The extreme Islamic groups, typified by that led by Abu Musab al-Zarqawi, see themselves fighting a world full of "infidels", "apostates" and "crusaders" in which an Iraqi Shia or Christian was as worthy of death as a US soldier. When American troops allegedly damaged two mosques in Mosul, insurgents blew up two churches in the city in retaliation.
The Sunni sectarianism of the Salafi limited the nationalist appeal of the resistance and ensured that Shias supported the destruction of Fallujah by the US Marines last November.
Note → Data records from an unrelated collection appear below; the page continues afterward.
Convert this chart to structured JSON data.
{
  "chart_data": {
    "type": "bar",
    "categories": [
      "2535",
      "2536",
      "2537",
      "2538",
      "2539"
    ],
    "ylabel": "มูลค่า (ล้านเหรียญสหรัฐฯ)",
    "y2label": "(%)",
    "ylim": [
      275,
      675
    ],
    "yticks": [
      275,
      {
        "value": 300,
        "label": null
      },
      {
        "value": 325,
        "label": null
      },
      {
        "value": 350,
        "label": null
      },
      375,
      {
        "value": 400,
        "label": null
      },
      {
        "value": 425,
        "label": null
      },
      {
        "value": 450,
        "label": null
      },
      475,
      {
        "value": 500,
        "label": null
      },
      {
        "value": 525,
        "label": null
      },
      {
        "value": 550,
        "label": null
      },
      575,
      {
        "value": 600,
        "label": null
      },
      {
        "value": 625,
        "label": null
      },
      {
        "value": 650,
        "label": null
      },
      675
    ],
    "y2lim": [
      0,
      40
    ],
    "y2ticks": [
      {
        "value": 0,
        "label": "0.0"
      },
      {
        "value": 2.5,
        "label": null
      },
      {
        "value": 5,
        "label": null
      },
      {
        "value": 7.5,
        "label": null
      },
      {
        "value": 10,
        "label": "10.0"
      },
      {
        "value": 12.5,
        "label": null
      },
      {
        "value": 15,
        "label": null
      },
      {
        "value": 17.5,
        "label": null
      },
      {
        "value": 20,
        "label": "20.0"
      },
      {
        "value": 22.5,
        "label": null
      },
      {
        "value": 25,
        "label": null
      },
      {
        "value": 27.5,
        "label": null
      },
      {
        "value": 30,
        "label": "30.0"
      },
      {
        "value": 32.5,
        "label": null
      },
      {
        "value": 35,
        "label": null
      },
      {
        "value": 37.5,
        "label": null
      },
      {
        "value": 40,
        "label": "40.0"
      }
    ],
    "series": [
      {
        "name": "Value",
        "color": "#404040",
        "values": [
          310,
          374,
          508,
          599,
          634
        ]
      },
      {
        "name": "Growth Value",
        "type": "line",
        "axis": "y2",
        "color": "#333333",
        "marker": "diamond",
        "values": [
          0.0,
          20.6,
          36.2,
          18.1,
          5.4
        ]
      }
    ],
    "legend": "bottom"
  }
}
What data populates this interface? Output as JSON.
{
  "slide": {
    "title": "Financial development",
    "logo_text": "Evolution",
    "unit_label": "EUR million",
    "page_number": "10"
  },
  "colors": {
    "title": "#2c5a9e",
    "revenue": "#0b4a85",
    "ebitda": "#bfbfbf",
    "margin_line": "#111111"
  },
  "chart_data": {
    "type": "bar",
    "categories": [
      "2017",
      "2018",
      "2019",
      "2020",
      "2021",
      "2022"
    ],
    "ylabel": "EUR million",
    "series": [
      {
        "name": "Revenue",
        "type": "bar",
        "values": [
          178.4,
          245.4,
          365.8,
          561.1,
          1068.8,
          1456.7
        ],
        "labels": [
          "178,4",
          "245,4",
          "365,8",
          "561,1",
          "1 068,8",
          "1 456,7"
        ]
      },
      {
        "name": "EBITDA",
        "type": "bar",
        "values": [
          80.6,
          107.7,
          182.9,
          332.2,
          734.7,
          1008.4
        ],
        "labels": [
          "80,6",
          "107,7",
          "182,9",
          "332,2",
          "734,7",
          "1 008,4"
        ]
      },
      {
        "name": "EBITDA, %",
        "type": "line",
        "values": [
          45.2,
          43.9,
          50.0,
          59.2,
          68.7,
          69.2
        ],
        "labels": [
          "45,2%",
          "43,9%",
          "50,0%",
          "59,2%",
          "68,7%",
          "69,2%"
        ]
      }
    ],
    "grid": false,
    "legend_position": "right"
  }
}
The Sunni community as a whole is reassessing its options in the wake of the 30 January elections which it boycotted. It fears that a Shia-Kurd state, from which it is excluding itself, is developing. In an amazing turnaround, the Association of Muslim Scholars, an influential body often the political wing of the resistance, called last week for Sunnis to join the army and police. The Shia parties, for their part, are intent on gaining control of the Interior Ministry and Mukhabarat security forces.
The Sunni leaders know that, in many ways, the resistance has been very successful. Two years ago, US officials were airily speaking of a prolonged occupation of Iraq. It was only as guerrilla attacks intensified that they agreed to the elections in January. The Sunni leaders may now wonder what they have to gain by intensifying resistance at a time when US forces are on the retreat.